Modeling the degeneration of the collagen architecture in a microstructural model of the human cornea

We propose an enriched micromechanical model of the collagenous reinforcement of the eye stromal tissue. As a departure from an over-simplified model proposed a few years back, where collagen and chemical bonds were modeled as linear-elastic trusses, here we describe the chemical bonds by means of a more realistic generalized Lennard-Jones potential. In keeping with the original model, we disregard the multi-layer nature of the cornea and the continuum nature of the filling elastin matrix. The under-constrained locally orthogonal network of collagen fibrils is stabilized by crosslinks that provide the rigidity of the system and confer the ability to sustain the action of the intraocular pressure.
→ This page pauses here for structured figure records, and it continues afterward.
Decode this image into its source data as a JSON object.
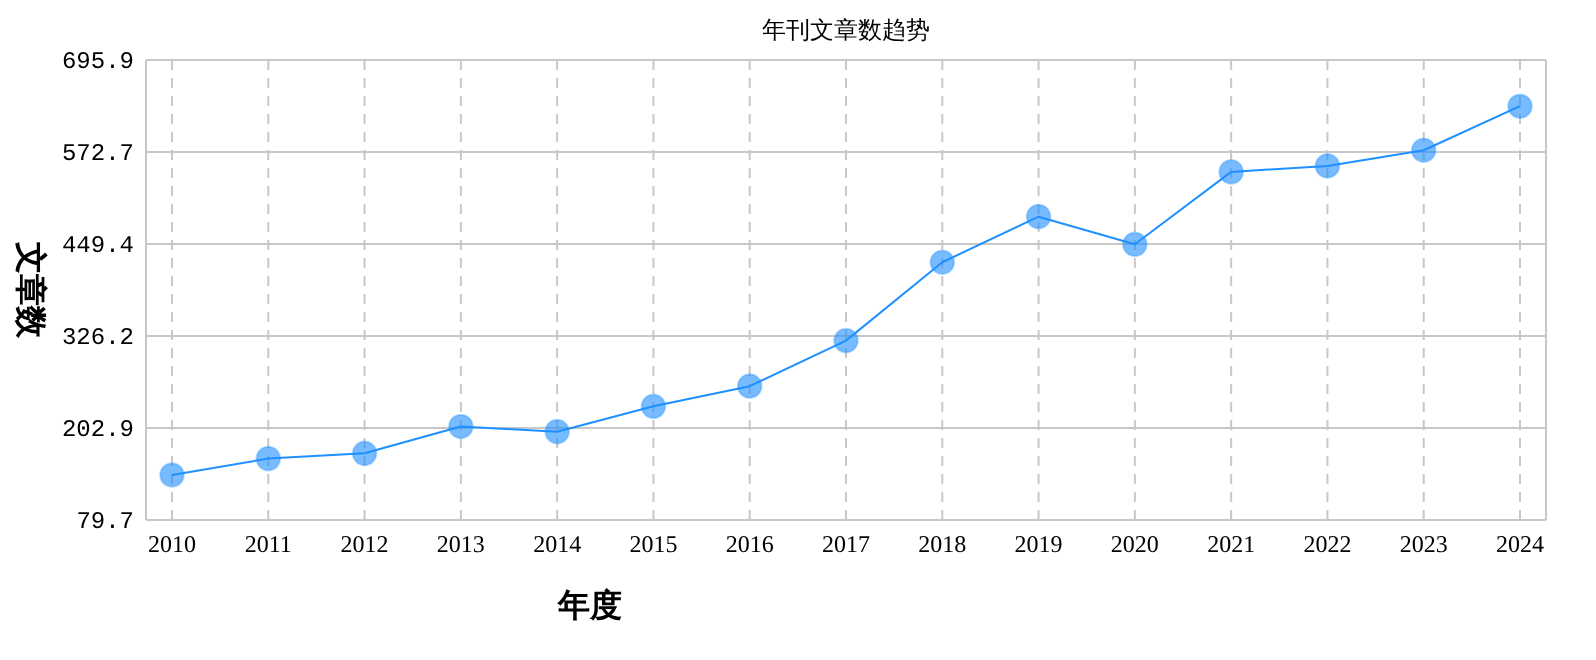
{
  "chart_data": {
    "type": "line",
    "title": "年刊文章数趋势",
    "xlabel": "年度",
    "ylabel": "文章数",
    "categories": [
      "2010",
      "2011",
      "2012",
      "2013",
      "2014",
      "2015",
      "2016",
      "2017",
      "2018",
      "2019",
      "2020",
      "2021",
      "2022",
      "2023",
      "2024"
    ],
    "series": [
      {
        "color": "#1e90ff",
        "values": [
          140,
          162,
          169,
          205,
          198,
          232,
          259,
          320,
          425,
          486,
          449,
          546,
          554,
          575,
          634
        ]
      }
    ],
    "ylim": [
      79.7,
      695.9
    ],
    "yticks": [
      79.7,
      202.9,
      326.2,
      449.4,
      572.7,
      695.9
    ],
    "grid": true,
    "marker": "circle",
    "line_style": "solid"
  }
}
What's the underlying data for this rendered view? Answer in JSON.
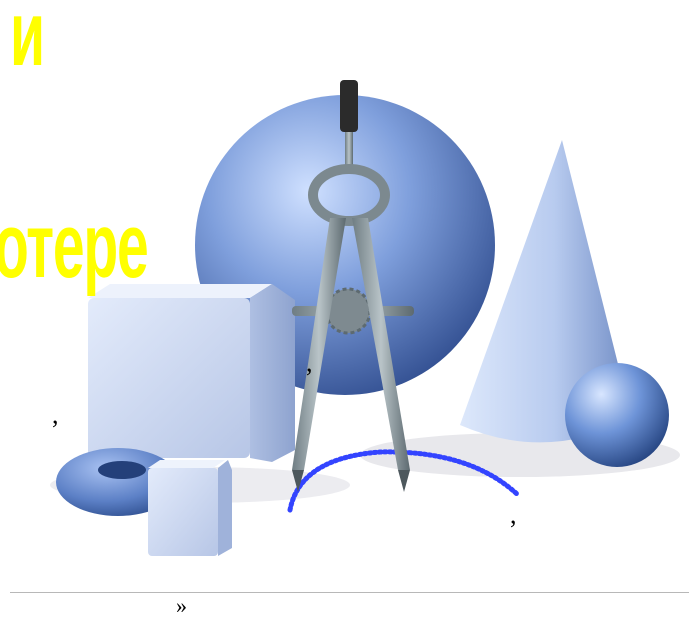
{
  "headline": {
    "line1": "и",
    "line2": "отере"
  },
  "commas": {
    "left": ",",
    "middle": ",",
    "bottom": ","
  },
  "footer": {
    "nav_glyph": "»"
  },
  "colors": {
    "headline": "#ffff00",
    "shape_blue": "#7f9fdc",
    "compass_gray": "#8c9aa0",
    "arc_dots": "#3344ff"
  }
}
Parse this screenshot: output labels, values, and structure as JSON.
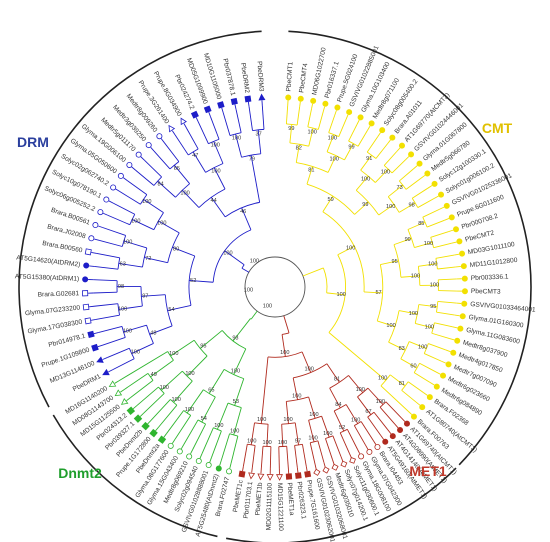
{
  "colors": {
    "CMT": "#f2e000",
    "DRM": "#1d1dc8",
    "MET1": "#b02a1e",
    "Dnmt2": "#2fb52f",
    "root": "#555555",
    "cmt_label": "#e0c000",
    "drm_label": "#2b3f9e",
    "met1_label": "#c0392b",
    "dnmt2_label": "#1f9e2c"
  },
  "clades": [
    {
      "id": "CMT",
      "label": "CMT",
      "color_key": "cmt_label"
    },
    {
      "id": "DRM",
      "label": "DRM",
      "color_key": "drm_label"
    },
    {
      "id": "MET1",
      "label": "MET1",
      "color_key": "met1_label"
    },
    {
      "id": "Dnmt2",
      "label": "Dnmt2",
      "color_key": "dnmt2_label"
    }
  ],
  "leaves": [
    {
      "name": "PbeCMT1",
      "clade": "CMT",
      "marker": "circle-filled"
    },
    {
      "name": "PbeCMT4",
      "clade": "CMT",
      "marker": "circle-filled"
    },
    {
      "name": "MD06G1022700",
      "clade": "CMT",
      "marker": "circle-filled"
    },
    {
      "name": "Pbr016337.1",
      "clade": "CMT",
      "marker": "circle-filled"
    },
    {
      "name": "Prupe.5G024100",
      "clade": "CMT",
      "marker": "circle-filled"
    },
    {
      "name": "GSVIVG01022885001",
      "clade": "CMT",
      "marker": "circle-filled"
    },
    {
      "name": "Glyma.10G103400",
      "clade": "CMT",
      "marker": "circle-filled"
    },
    {
      "name": "Medtr8g071100",
      "clade": "CMT",
      "marker": "circle-filled"
    },
    {
      "name": "Solyc08g005400.2",
      "clade": "CMT",
      "marker": "circle-filled"
    },
    {
      "name": "Brara.A01011",
      "clade": "CMT",
      "marker": "circle-filled"
    },
    {
      "name": "AT1G69770(AtCMT2)",
      "clade": "CMT",
      "marker": "circle-filled"
    },
    {
      "name": "GSVIVG01024446001",
      "clade": "CMT",
      "marker": "circle-filled"
    },
    {
      "name": "Glyma.01G067800",
      "clade": "CMT",
      "marker": "circle-filled"
    },
    {
      "name": "Medtr5g066780",
      "clade": "CMT",
      "marker": "circle-filled"
    },
    {
      "name": "Solyc12g100330.1",
      "clade": "CMT",
      "marker": "circle-filled"
    },
    {
      "name": "Solyc01g006100.2",
      "clade": "CMT",
      "marker": "circle-filled"
    },
    {
      "name": "GSVIVG01025336001",
      "clade": "CMT",
      "marker": "circle-filled"
    },
    {
      "name": "Prupe.6G011600",
      "clade": "CMT",
      "marker": "circle-filled"
    },
    {
      "name": "Pbr000708.2",
      "clade": "CMT",
      "marker": "circle-filled"
    },
    {
      "name": "PbeCMT2",
      "clade": "CMT",
      "marker": "circle-filled"
    },
    {
      "name": "MD03G1011100",
      "clade": "CMT",
      "marker": "circle-filled"
    },
    {
      "name": "MD11G1012800",
      "clade": "CMT",
      "marker": "circle-filled"
    },
    {
      "name": "Pbr003336.1",
      "clade": "CMT",
      "marker": "circle-filled"
    },
    {
      "name": "PbeCMT3",
      "clade": "CMT",
      "marker": "circle-filled"
    },
    {
      "name": "GSVIVG01033464001",
      "clade": "CMT",
      "marker": "circle-filled"
    },
    {
      "name": "Glyma.01G160300",
      "clade": "CMT",
      "marker": "circle-filled"
    },
    {
      "name": "Glyma.11G083600",
      "clade": "CMT",
      "marker": "circle-filled"
    },
    {
      "name": "Medtr8g037900",
      "clade": "CMT",
      "marker": "circle-filled"
    },
    {
      "name": "Medtr4g017850",
      "clade": "CMT",
      "marker": "circle-filled"
    },
    {
      "name": "Medtr7g007090",
      "clade": "CMT",
      "marker": "circle-filled"
    },
    {
      "name": "Medtr6g023660",
      "clade": "CMT",
      "marker": "circle-filled"
    },
    {
      "name": "Medtr6g084890",
      "clade": "CMT",
      "marker": "circle-filled"
    },
    {
      "name": "Brara.F02368",
      "clade": "CMT",
      "marker": "circle-filled"
    },
    {
      "name": "AT1G80740(AtCMT3)",
      "clade": "CMT",
      "marker": "circle-filled"
    },
    {
      "name": "Brara.F00763",
      "clade": "CMT",
      "marker": "circle-filled"
    },
    {
      "name": "AT1G69740(AtCMT1)",
      "clade": "MET1",
      "marker": "circle-filled"
    },
    {
      "name": "AT4G08990(AtMET1)",
      "clade": "MET1",
      "marker": "circle-filled"
    },
    {
      "name": "AT4G14140(AtMET1)",
      "clade": "MET1",
      "marker": "circle-filled"
    },
    {
      "name": "AT5G49160(AtMET1)",
      "clade": "MET1",
      "marker": "circle-filled"
    },
    {
      "name": "Brara.I04453",
      "clade": "MET1",
      "marker": "circle-open"
    },
    {
      "name": "Glyma.07G042300",
      "clade": "MET1",
      "marker": "circle-open"
    },
    {
      "name": "Glyma.18G008100",
      "clade": "MET1",
      "marker": "circle-open"
    },
    {
      "name": "Solyc11g030600.1",
      "clade": "MET1",
      "marker": "diamond-open"
    },
    {
      "name": "Solyc07g014200.1",
      "clade": "MET1",
      "marker": "diamond-open"
    },
    {
      "name": "Medtr6g035010",
      "clade": "MET1",
      "marker": "diamond-open"
    },
    {
      "name": "GSVIVG01032068001",
      "clade": "MET1",
      "marker": "diamond-open"
    },
    {
      "name": "GSVIVG01023062001",
      "clade": "MET1",
      "marker": "diamond-open"
    },
    {
      "name": "Prupe.7G161600",
      "clade": "MET1",
      "marker": "square-filled"
    },
    {
      "name": "Pbr026323.1",
      "clade": "MET1",
      "marker": "square-filled"
    },
    {
      "name": "PbeMET1a",
      "clade": "MET1",
      "marker": "square-filled"
    },
    {
      "name": "MD15G1221100",
      "clade": "MET1",
      "marker": "triangle-open"
    },
    {
      "name": "MD02G1115100",
      "clade": "MET1",
      "marker": "triangle-open"
    },
    {
      "name": "PbeMET1b",
      "clade": "MET1",
      "marker": "triangle-open"
    },
    {
      "name": "Pbr011703.1",
      "clade": "MET1",
      "marker": "triangle-open"
    },
    {
      "name": "PbeMET1c",
      "clade": "MET1",
      "marker": "square-filled"
    },
    {
      "name": "Brara.F02747",
      "clade": "Dnmt2",
      "marker": "circle-open"
    },
    {
      "name": "AT5G25480(AtDnmt2)",
      "clade": "Dnmt2",
      "marker": "circle-filled"
    },
    {
      "name": "GSVIVG01028888001",
      "clade": "Dnmt2",
      "marker": "circle-open"
    },
    {
      "name": "Solyc02g094540",
      "clade": "Dnmt2",
      "marker": "circle-open"
    },
    {
      "name": "Medtr8g069210",
      "clade": "Dnmt2",
      "marker": "circle-open"
    },
    {
      "name": "Glyma.15G043400",
      "clade": "Dnmt2",
      "marker": "circle-open"
    },
    {
      "name": "Glyma.08G177600",
      "clade": "Dnmt2",
      "marker": "circle-open"
    },
    {
      "name": "PbeDnmt2a",
      "clade": "Dnmt2",
      "marker": "square-filled"
    },
    {
      "name": "Prupe.1G172800",
      "clade": "Dnmt2",
      "marker": "square-filled"
    },
    {
      "name": "PbeDnmt2b",
      "clade": "Dnmt2",
      "marker": "square-filled"
    },
    {
      "name": "Pbr039327.1",
      "clade": "Dnmt2",
      "marker": "square-filled"
    },
    {
      "name": "Pbr024313.2",
      "clade": "Dnmt2",
      "marker": "square-filled"
    },
    {
      "name": "MD15G1125500",
      "clade": "Dnmt2",
      "marker": "triangle-open"
    },
    {
      "name": "MD08G1143700",
      "clade": "Dnmt2",
      "marker": "triangle-open"
    },
    {
      "name": "MD16G1140200",
      "clade": "Dnmt2",
      "marker": "triangle-open"
    },
    {
      "name": "PbeDRM1",
      "clade": "DRM",
      "marker": "triangle-filled"
    },
    {
      "name": "MD13G1146100",
      "clade": "DRM",
      "marker": "triangle-filled"
    },
    {
      "name": "Prupe.1G109800",
      "clade": "DRM",
      "marker": "square-filled"
    },
    {
      "name": "Pbr014978.1",
      "clade": "DRM",
      "marker": "square-filled"
    },
    {
      "name": "Glyma.17G038300",
      "clade": "DRM",
      "marker": "square-open"
    },
    {
      "name": "Glyma.07G233200",
      "clade": "DRM",
      "marker": "square-open"
    },
    {
      "name": "Brara.G02681",
      "clade": "DRM",
      "marker": "square-open"
    },
    {
      "name": "AT5G15380(AtDRM1)",
      "clade": "DRM",
      "marker": "circle-filled"
    },
    {
      "name": "AT5G14620(AtDRM2)",
      "clade": "DRM",
      "marker": "circle-filled"
    },
    {
      "name": "Brara.B00560",
      "clade": "DRM",
      "marker": "square-open"
    },
    {
      "name": "Brara.J02008",
      "clade": "DRM",
      "marker": "circle-open"
    },
    {
      "name": "Brara.B00561",
      "clade": "DRM",
      "marker": "circle-open"
    },
    {
      "name": "Solyc06g005252.2",
      "clade": "DRM",
      "marker": "circle-open"
    },
    {
      "name": "Solyc10g078190.1",
      "clade": "DRM",
      "marker": "circle-open"
    },
    {
      "name": "Solyc02g062740.2",
      "clade": "DRM",
      "marker": "circle-open"
    },
    {
      "name": "Glyma.05G050600",
      "clade": "DRM",
      "marker": "circle-open"
    },
    {
      "name": "Glyma.19G006100",
      "clade": "DRM",
      "marker": "circle-open"
    },
    {
      "name": "Medtr5g011170",
      "clade": "DRM",
      "marker": "circle-open"
    },
    {
      "name": "Medtr3g039250",
      "clade": "DRM",
      "marker": "circle-open"
    },
    {
      "name": "Medtr8g009260",
      "clade": "DRM",
      "marker": "circle-open"
    },
    {
      "name": "Prupe.3G261400",
      "clade": "DRM",
      "marker": "triangle-open"
    },
    {
      "name": "Prupe.8G034900",
      "clade": "DRM",
      "marker": "triangle-open"
    },
    {
      "name": "Pbr024274.2",
      "clade": "DRM",
      "marker": "square-filled"
    },
    {
      "name": "MD05G1099900",
      "clade": "DRM",
      "marker": "square-filled"
    },
    {
      "name": "MD10G1105000",
      "clade": "DRM",
      "marker": "square-filled"
    },
    {
      "name": "Pbr037878.1",
      "clade": "DRM",
      "marker": "square-filled"
    },
    {
      "name": "PbeDRM2",
      "clade": "DRM",
      "marker": "square-filled"
    },
    {
      "name": "PbeDRM3",
      "clade": "DRM",
      "marker": "triangle-filled"
    }
  ],
  "bootstrap": {
    "CMT": [
      "99",
      "100",
      "100",
      "99",
      "91",
      "100",
      "73",
      "98",
      "85",
      "100",
      "100",
      "100",
      "95",
      "100",
      "100",
      "60",
      "81",
      "82",
      "100",
      "100",
      "100",
      "99",
      "100",
      "100",
      "83",
      "100",
      "81",
      "99",
      "95",
      "100",
      "59",
      "57",
      "100",
      "100",
      "100"
    ],
    "MET1": [
      "100",
      "67",
      "100",
      "52",
      "100",
      "100",
      "97",
      "100",
      "100",
      "100",
      "100",
      "84",
      "100",
      "100",
      "100",
      "81",
      "100",
      "100",
      "100",
      "70"
    ],
    "Dnmt2": [
      "100",
      "100",
      "54",
      "100",
      "100",
      "100",
      "49",
      "53",
      "65",
      "100",
      "100",
      "100",
      "95",
      "93"
    ],
    "DRM": [
      "100",
      "100",
      "100",
      "98",
      "63",
      "100",
      "100",
      "100",
      "84",
      "65",
      "47",
      "100",
      "100",
      "37",
      "48",
      "97",
      "72",
      "100",
      "100",
      "100",
      "79",
      "54",
      "80",
      "44",
      "52",
      "46",
      "100",
      "56",
      "100",
      "100"
    ],
    "root": [
      "100",
      "100",
      "100"
    ]
  }
}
In Ariza-Gracia et al., it has been shown that the weakening and the bulging of the cornea due to ectasia can be ascribed to the reduction of the density of the chemical bonds. The introduction of a pseudo-chemical potential supplies a more realistic model: any mechanical, enzymatic, or chemical cause of the degradation of the tissue observed in ectasia can be effectively introduced in a multi-physic potential, disregarding the adoption of phenomenological models. In numerical calculations, the high non-linearity of the model is suitably controlled by adopting a robust explicit solver based on dynamic relaxation.

Automated summary

This article proposes an enriched micromechanical model to study the role of collagen in eye stromal tissue. By using a more realistic chemical bond model and introducing a pseudo-chemical potential, the model provides a better understanding of conditions such as corneal bulging and tissue degradation.